Thanks to the U.S. Court of Appeals for the Federal Circuit, it is now clear that “hotel” is a generic word. Hotels.com attempted to register the mark for the services of “providing information for others about temporary lodging; travel agency services, namely, making reservations and bookings for temporary lodging for others by means of telephone and the global computer network”; however, the application was denied by the trademark examiner because the term is a generic one for these services.
In September 2006, Hotels.com appealed to the Trademark Trial and Appeal Board (TTAB). After considering the evidence, including dictionary definitions of the terms “accommodation”, “reservation”, “hotels” and “.com”, as well as the fact that the term “hotel” is used in several other domain names (for example, web-hotels.com), the TTAB upheld the decision that the term hotels.com was generic. On appeal, Hotels.com argued that the literal element “hotels.com” and the bellman design are unitary and cannot be separated. The TTAB did not focus on whether or not the elements could be separated, but rather declined to find unity because there was a clear distinction between the words and the design, and because the words “hotels.com” frequently appeared separately from, or entirely without, the bellman design. Furthermore, the TTAB held that the addition of the “.com” to the generic word “hotel” did not serve to indicate source.
In 2008, Hotels.com submitted survey evidence of a “national blind telephone survey” to the TTAB in an attempt to overcome the prior ruling. In the telephone survey, 76% of respondents answered that “hotels.com” was a brand name. Hotels.com argued that this showed that the term “hotels.com” had become associated with its company and that the term is not viewed by the public as being generic. The TTAB criticized the survey for not clearly determining whether the participants were able to appreciate the difference between a domain name and a brand name. Survey expert Hal Poret, agrees with the assessment of the TTAB because people tend to assume that since “.com” names can only be used by one company, it must follow that the “.com” name therefore indicates a specific source. The TTAB found the survey evidence did not hold any weight and upheld its previous decision. Hotels.com appealed to the U.S. Court of Appeals for the Federal Circuit.

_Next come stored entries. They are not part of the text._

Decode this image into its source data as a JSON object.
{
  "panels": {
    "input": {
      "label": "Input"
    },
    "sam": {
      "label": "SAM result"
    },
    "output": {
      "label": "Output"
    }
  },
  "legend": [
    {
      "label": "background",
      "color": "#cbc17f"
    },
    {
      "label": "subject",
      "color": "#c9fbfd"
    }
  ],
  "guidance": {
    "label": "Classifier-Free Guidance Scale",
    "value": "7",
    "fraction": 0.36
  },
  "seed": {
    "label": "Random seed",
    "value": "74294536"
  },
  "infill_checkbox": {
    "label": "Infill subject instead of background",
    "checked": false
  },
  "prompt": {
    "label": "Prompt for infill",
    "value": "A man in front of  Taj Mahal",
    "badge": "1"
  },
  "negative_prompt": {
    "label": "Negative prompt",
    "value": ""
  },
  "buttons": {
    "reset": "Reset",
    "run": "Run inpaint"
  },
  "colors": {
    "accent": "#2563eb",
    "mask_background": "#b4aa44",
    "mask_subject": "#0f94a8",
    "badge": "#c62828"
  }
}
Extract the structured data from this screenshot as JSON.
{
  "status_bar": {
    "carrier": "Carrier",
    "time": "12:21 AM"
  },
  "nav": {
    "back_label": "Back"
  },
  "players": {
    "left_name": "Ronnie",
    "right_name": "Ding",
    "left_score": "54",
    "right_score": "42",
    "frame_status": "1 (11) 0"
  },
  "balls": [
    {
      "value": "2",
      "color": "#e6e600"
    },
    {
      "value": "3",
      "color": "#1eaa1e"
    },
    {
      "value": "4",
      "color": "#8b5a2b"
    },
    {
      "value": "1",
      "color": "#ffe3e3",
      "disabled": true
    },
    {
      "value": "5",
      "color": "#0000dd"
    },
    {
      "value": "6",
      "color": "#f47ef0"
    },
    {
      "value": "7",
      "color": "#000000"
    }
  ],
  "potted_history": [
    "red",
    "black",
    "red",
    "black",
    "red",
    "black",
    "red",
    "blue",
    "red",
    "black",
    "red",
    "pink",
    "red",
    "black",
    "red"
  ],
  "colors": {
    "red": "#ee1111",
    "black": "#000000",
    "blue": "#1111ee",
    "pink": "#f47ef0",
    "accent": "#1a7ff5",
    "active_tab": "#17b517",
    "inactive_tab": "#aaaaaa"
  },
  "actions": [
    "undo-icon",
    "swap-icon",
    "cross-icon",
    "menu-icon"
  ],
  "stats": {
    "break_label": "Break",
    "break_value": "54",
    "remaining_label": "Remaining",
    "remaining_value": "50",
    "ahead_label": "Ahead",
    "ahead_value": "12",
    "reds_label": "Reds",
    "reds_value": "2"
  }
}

In late July 2009, the United States Court of Appeals for the Federal Circuit decided that “hotels.com” is not able to be registered as a service mark, affirming the original decision of the trademark examiner and the TTAB, and the Court held that the TTAB had clear and sufficient evidence to make this finding. Some commentators were surprised by this decision, citing the fact that there is only one “hotels.com” as a reason why the company should have been allowed to register the mark. As stated by Mr. Poret, this is a common misconception that many people hold – simply because there can only be one owner of a domain name does not necessarily mean that the term legally indicates source. Unfortunately, this is a lesson that Hotels.com had to learn the hard way.